Another resource families might want to check out is Professor Sonia Livingstone at the London School of Economics who has been researching and thinking about children and media usage for a number of years. Livingstone has a blog titled “Parenting for a Digital Future A blog about growing up in a digital world”. In a recent blog post on the site, researchers examined how digital technologies in families can support family well-being – parents and caregivers can be role models for their children and that using digital technologies with the family can have positive effects (Kapella, Schmidt, and Vogl, 2022).

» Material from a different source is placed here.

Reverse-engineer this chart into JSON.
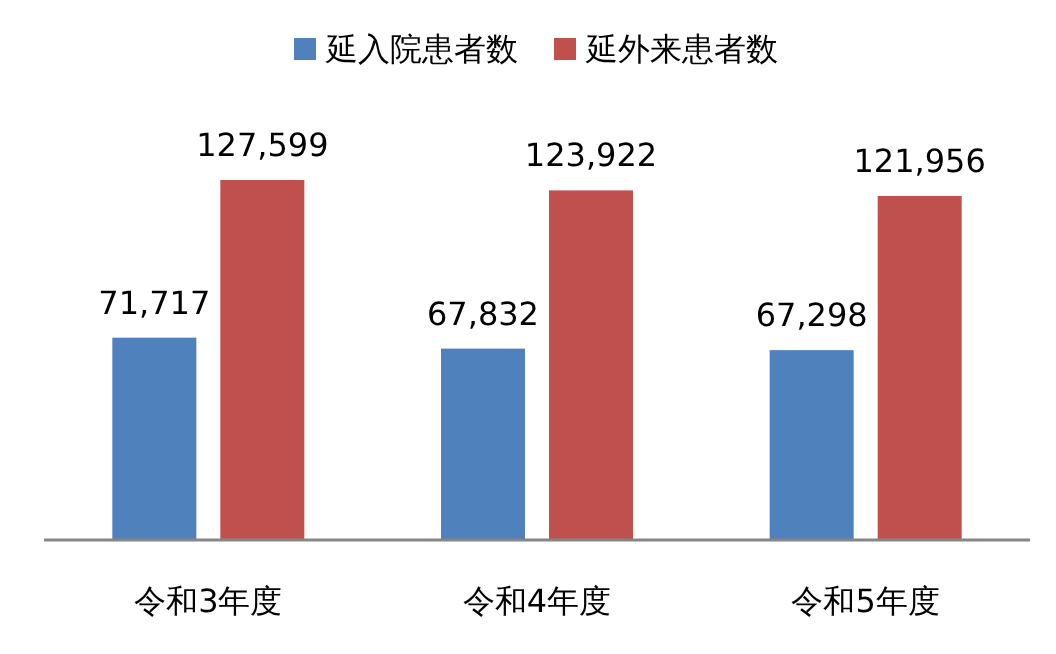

Although I would not consider myself a “gamer” when my son and I have time to play Mario Kart together it gives us time to connect and he and I can practice skills like cooperation, communication, and patience (mostly because I am always in the last place despite the tips he gives me). It’s also a time for me to enter his world and play. This practice is not unfamiliar to me as an early years educator where we are trained to listen and respond to play in order to co-create learning experiences. danah boyd writes that, “understanding the affordances of a particular technology or space is important because it sheds light on what people can leverage or resist in achieving their goals” (boyd pp. 10-11, 2014).
How might families then leverage the affordances of technology to connect? It could be as simple as watching a favorite show together and then talking about it afterward, or creating a short slideshow of a recent family outing or event (e.g., a day at the park, birthday celebration), and together parents and caregivers might narrate or type short captions about the outing. Instead of thinking about how technology divides us, let’s look for opportunities where we might leverage technology to connect us, even if that means losing every game of Mario Kart!
Attwell, Chelsea and Andersen, Neil. (Host). (2023). Mediacy: Media Literacy in the Early Years. VoicEd Radio.https://voiced.ca/project/mediacy/.
Boyd, Dana. (2014). It’s Complicated: the social lives of networked teens. Yale University Press.
Kapella, Olaf., Schmid Maria, Eva and Vogl, Susanne. (2022, May 18). Re: Integration of digital technologies in families with children aged 5-10 years. https://blogs.lse.ac.uk/parenting4digitalfuture/2022/05/18/technology-and-young-children/
Rogow, Faith. (2022). Media Literacy For Young Children Teaching Beyond The Screen Time Debates. National Association for the Education of Young Children.